Hybrid Resource Allocation Scheme for Bistatic ISAC with Data Channels
Marcus Henninger, Lucas Giroto, Ahmed Elkelesh, Silvio Mandelli
TL;DR
This work tackles resource allocation in bistatic ISAC by embedding low-order, easily decodable symbols as pseudo-pilots on a sensing grid within the data channel. The hybrid scheme balances sensing gains with communication efficiency by decoding lower-MO symbols at the bistatic receiver, enabling improved estimation of the sensing matrix and a higher range-Doppler resolution without fully sacrificing throughput. Through a complete processing pipeline and simulations, the authors demonstrate improved bistatic sensing performance over a comm-centric baseline, quantify the spectral efficiency trade-off (≈3%), and provide insights on how decoding errors influence sensing quality. The approach offers practical guidance for jointly optimizing sensing requirements (unambiguous range/Doppler, SNR) and data throughput in future ISAC networks, with room for further tuning of grid density and coding strategies.
Abstract
Bistatic integrated sensing and communication (ISAC) enables efficient reuse of the existing cellular infrastructure and is likely to play an important role in future sensing networks.
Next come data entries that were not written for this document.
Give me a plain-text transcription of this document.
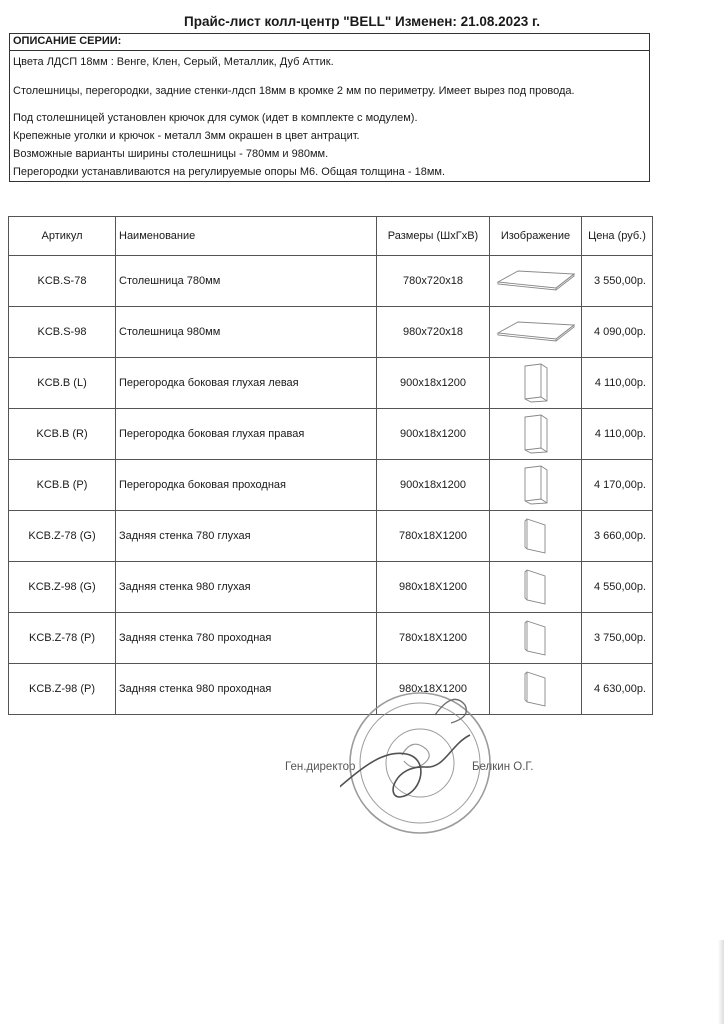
Прайс-лист колл-центр "BELL" Изменен: 21.08.2023 г.
ОПИСАНИЕ СЕРИИ:
Цвета ЛДСП 18мм : Венге, Клен, Серый, Металлик, Дуб Аттик.
Столешницы, перегородки, задние стенки-лдсп 18мм в кромке 2 мм по периметру. Имеет вырез под провода.
Под столешницей установлен крючок для сумок (идет в комплекте с модулем).
Крепежные уголки и крючок - металл 3мм окрашен в цвет антрацит.
Возможные варианты ширины столешницы - 780мм и 980мм.
Перегородки устанавливаются на регулируемые опоры М6. Общая толщина - 18мм.
Артикул	Наименование	Размеры (ШхГхВ)	Изображение	Цена (руб.)
KCB.S-78	Столешница 780мм	780x720x18		3 550,00р.
KCB.S-98	Столешница 980мм	980x720x18		4 090,00р.
KCB.B (L)	Перегородка боковая глухая левая	900x18x1200		4 110,00р.
KCB.B (R)	Перегородка боковая глухая правая	900x18x1200		4 110,00р.
KCB.B (P)	Перегородка боковая проходная	900x18x1200		4 170,00р.
KCB.Z-78 (G)	Задняя стенка 780 глухая	780x18X1200		3 660,00р.
KCB.Z-98 (G)	Задняя стенка 980 глухая	980x18X1200		4 550,00р.
KCB.Z-78 (P)	Задняя стенка 780 проходная	780x18X1200		3 750,00р.
KCB.Z-98 (P)	Задняя стенка 980 проходная	980x18X1200		4 630,00р.
Ген.директор	Белкин О.Г.
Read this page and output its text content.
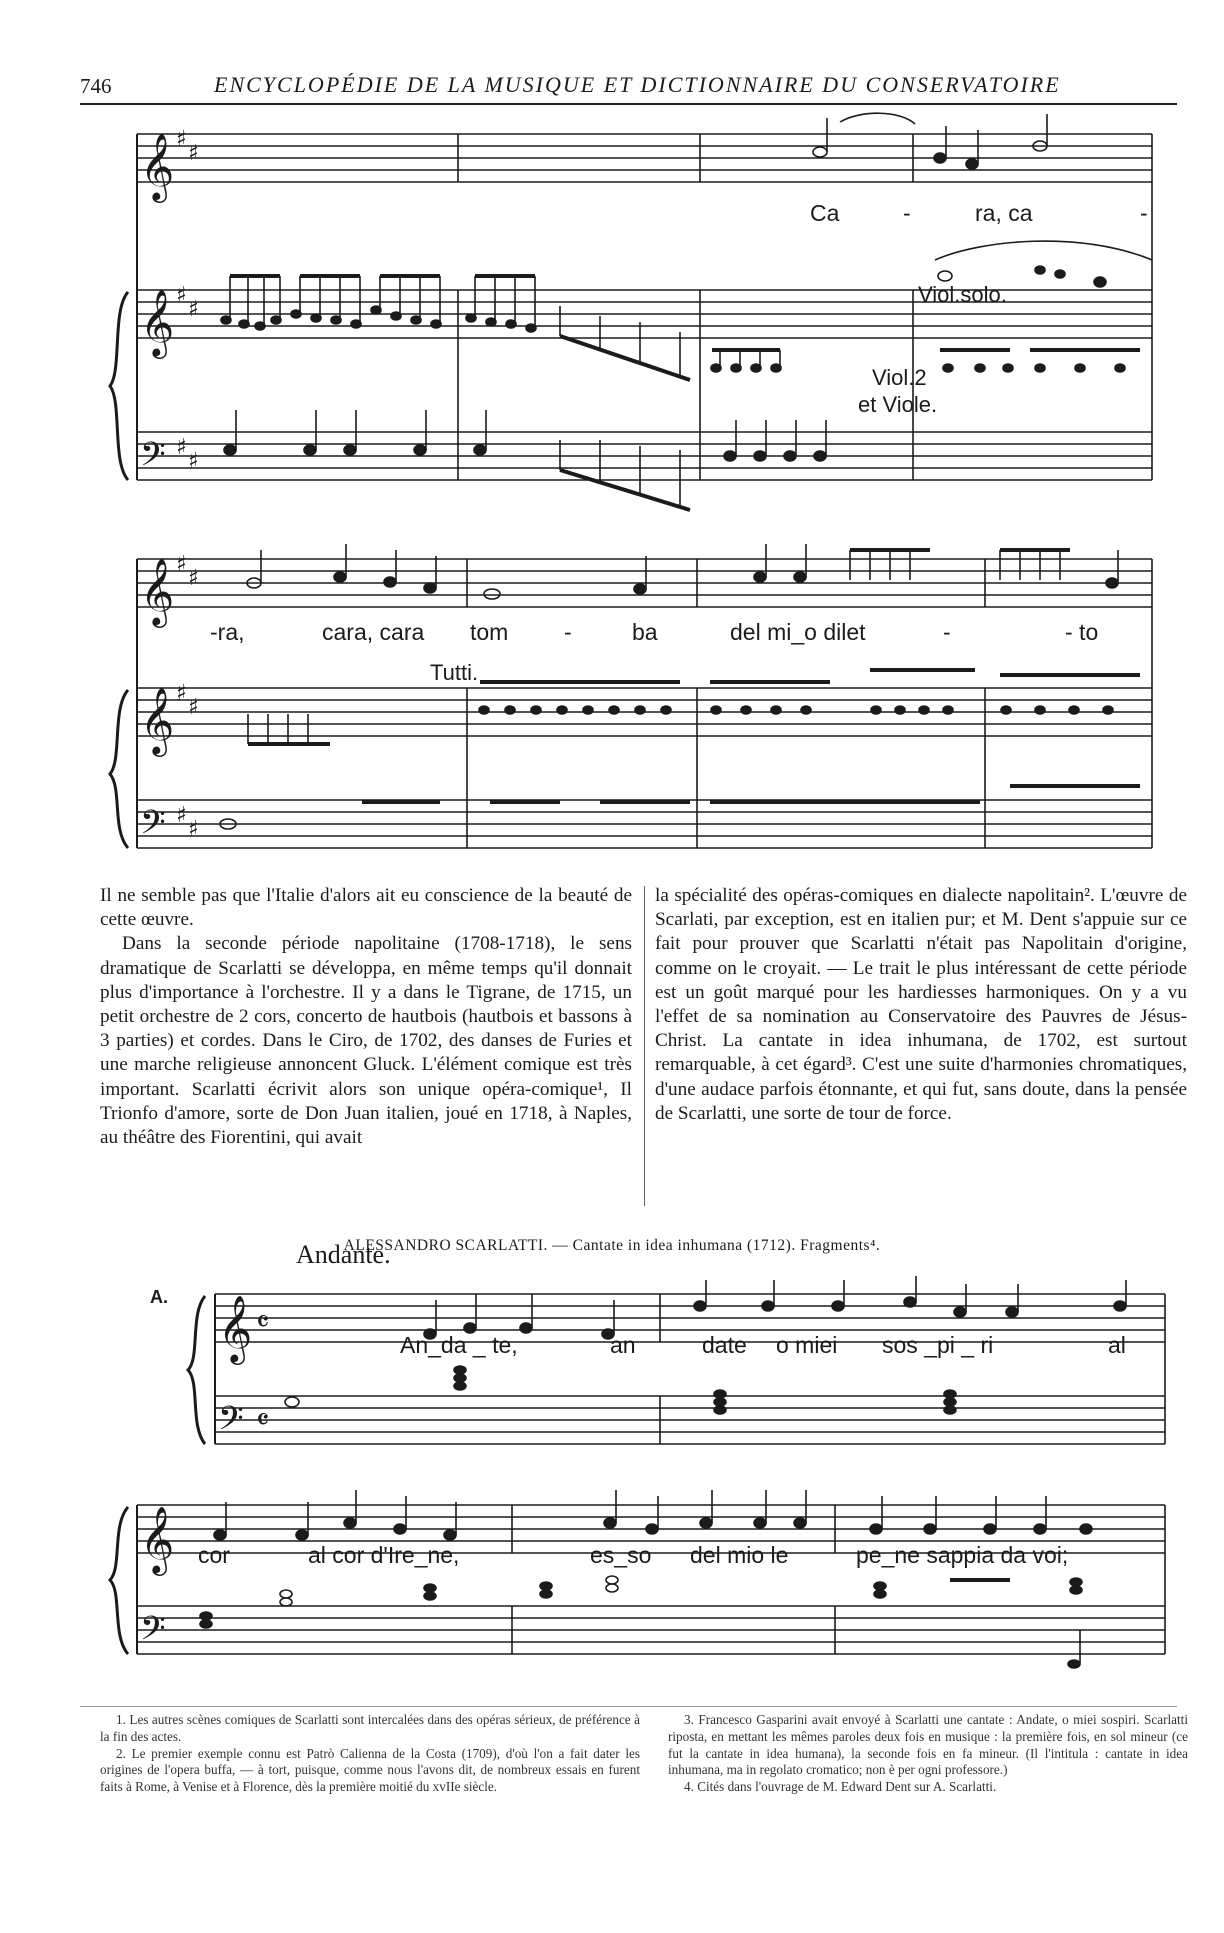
746	ENCYCLOPÉDIE DE LA MUSIQUE ET DICTIONNAIRE DU CONSERVATOIRE
𝄞 ♯
♯
𝄞 ♯
♯
𝄢 ♯
♯
𝄞 ♯
♯
𝄞 ♯
♯
𝄢 ♯
♯
Ca	-	ra, ca	-
Viol.solo.
Viol.2
et Viole.
-ra,	cara, cara tom -	ba	del mi_o dilet	-	- to
Tutti.

Il ne semble pas que l'Italie d'alors ait eu conscience de la beauté de cette œuvre.

Dans la seconde période napolitaine (1708-1718), le sens dramatique de Scarlatti se développa, en même temps qu'il donnait plus d'importance à l'orchestre. Il y a dans le Tigrane, de 1715, un petit orchestre de 2 cors, concerto de hautbois (hautbois et bassons à 3 parties) et cordes. Dans le Ciro, de 1702, des danses de Furies et une marche religieuse annoncent Gluck. L'élément comique est très important. Scarlatti écrivit alors son unique opéra-comique¹, Il Trionfo d'amore, sorte de Don Juan italien, joué en 1718, à Naples, au théâtre des Fiorentini, qui avait

la spécialité des opéras-comiques en dialecte napolitain². L'œuvre de Scarlati, par exception, est en italien pur; et M. Dent s'appuie sur ce fait pour prouver que Scarlatti n'était pas Napolitain d'origine, comme on le croyait. — Le trait le plus intéressant de cette période est un goût marqué pour les hardiesses harmoniques. On y a vu l'effet de sa nomination au Conservatoire des Pauvres de Jésus-Christ. La cantate in idea inhumana, de 1702, est surtout remarquable, à cet égard³. C'est une suite d'harmonies chromatiques, d'une audace parfois étonnante, et qui fut, sans doute, dans la pensée de Scarlatti, une sorte de tour de force.

ALESSANDRO SCARLATTI. — Cantate in idea inhumana (1712). Fragments⁴.
Andante.
A. 𝄞 𝄴
𝄢 𝄴
𝄞
𝄢
An_da _ te,	an	date o miei sos _pi _ ri	al
cor	al cor d'Ire_ne,	es_so del mio le	pe_ne sappia da voi;

1. Les autres scènes comiques de Scarlatti sont intercalées dans des opéras sérieux, de préférence à la fin des actes.

2. Le premier exemple connu est Patrò Calienna de la Costa (1709), d'où l'on a fait dater les origines de l'opera buffa, — à tort, puisque, comme nous l'avons dit, de nombreux essais en furent faits à Rome, à Venise et à Florence, dès la première moitié du xvIIe siècle.

3. Francesco Gasparini avait envoyé à Scarlatti une cantate : Andate, o miei sospiri. Scarlatti riposta, en mettant les mêmes paroles deux fois en musique : la première fois, en sol mineur (ce fut la cantate in idea humana), la seconde fois en fa mineur. (Il l'intitula : cantate in idea inhumana, ma in regolato cromatico; non è per ogni professore.)

4. Cités dans l'ouvrage de M. Edward Dent sur A. Scarlatti.
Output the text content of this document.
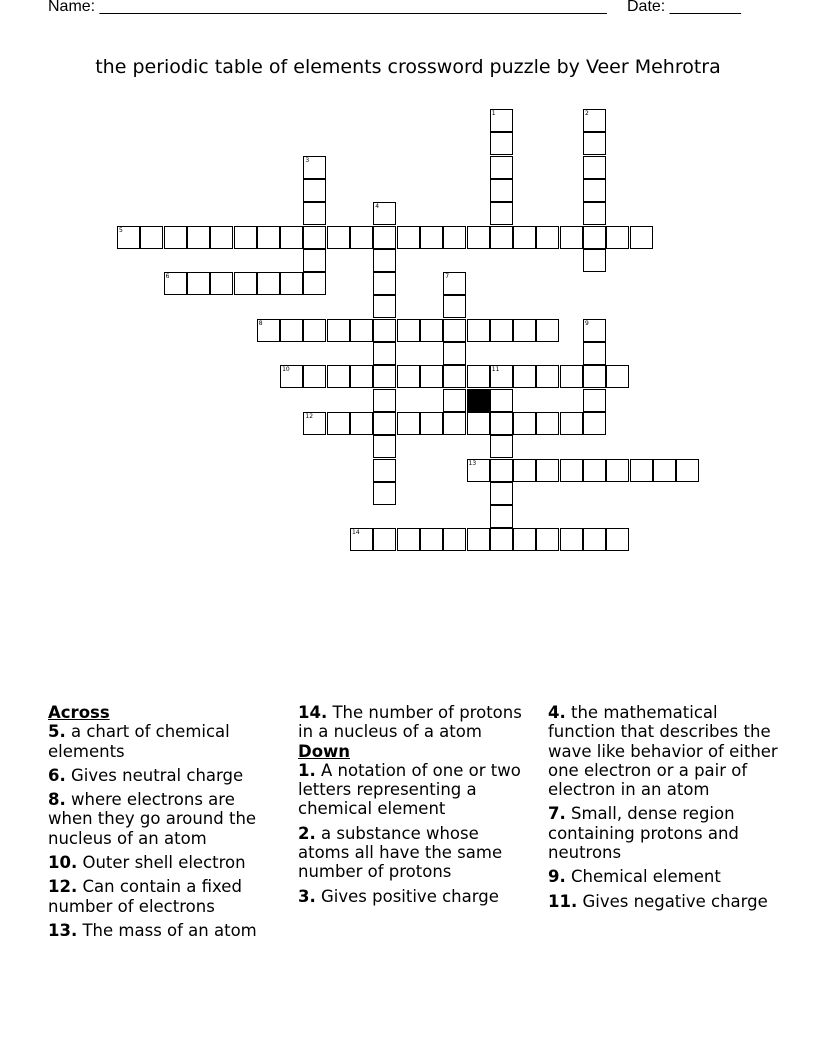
Name: _________________________________________________________ Date: ________
the periodic table of elements crossword puzzle by Veer Mehrotra
5
6
8
10	11
12
13
14
1	2
3
4
7
9
Across
5. a chart of chemical elements
6. Gives neutral charge
8. where electrons are when they go around the nucleus of an atom
10. Outer shell electron
12. Can contain a fixed number of electrons
13. The mass of an atom
14. The number of protons in a nucleus of a atom
Down
1. A notation of one or two letters representing a chemical element
2. a substance whose atoms all have the same number of protons
3. Gives positive charge
4. the mathematical function that describes the wave like behavior of either one electron or a pair of electron in an atom
7. Small, dense region containing protons and neutrons
9. Chemical element
11. Gives negative charge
In this context, ISAC using the data channel is a promising approach to improve the bistatic sensing performance compared to relying solely on pilots. One of the challenges associated with this approach is resource allocation: the communication link aims to transmit higher modulation order (MO) symbols to maximize the throughput, whereas a lower MO is preferable for sensing to achieve a higher signal-to-noise ratio in the radar image. To address this conflict, this paper introduces a hybrid resource allocation scheme. By placing lower MO symbols as pseudo-pilots on a suitable sensing grid, we enhance the bistatic sensing performance while only slightly reducing the spectral efficiency of the communication link. Simulation results validate our approach against different baselines and provide practical insights into how decoding errors affect the sensing performance.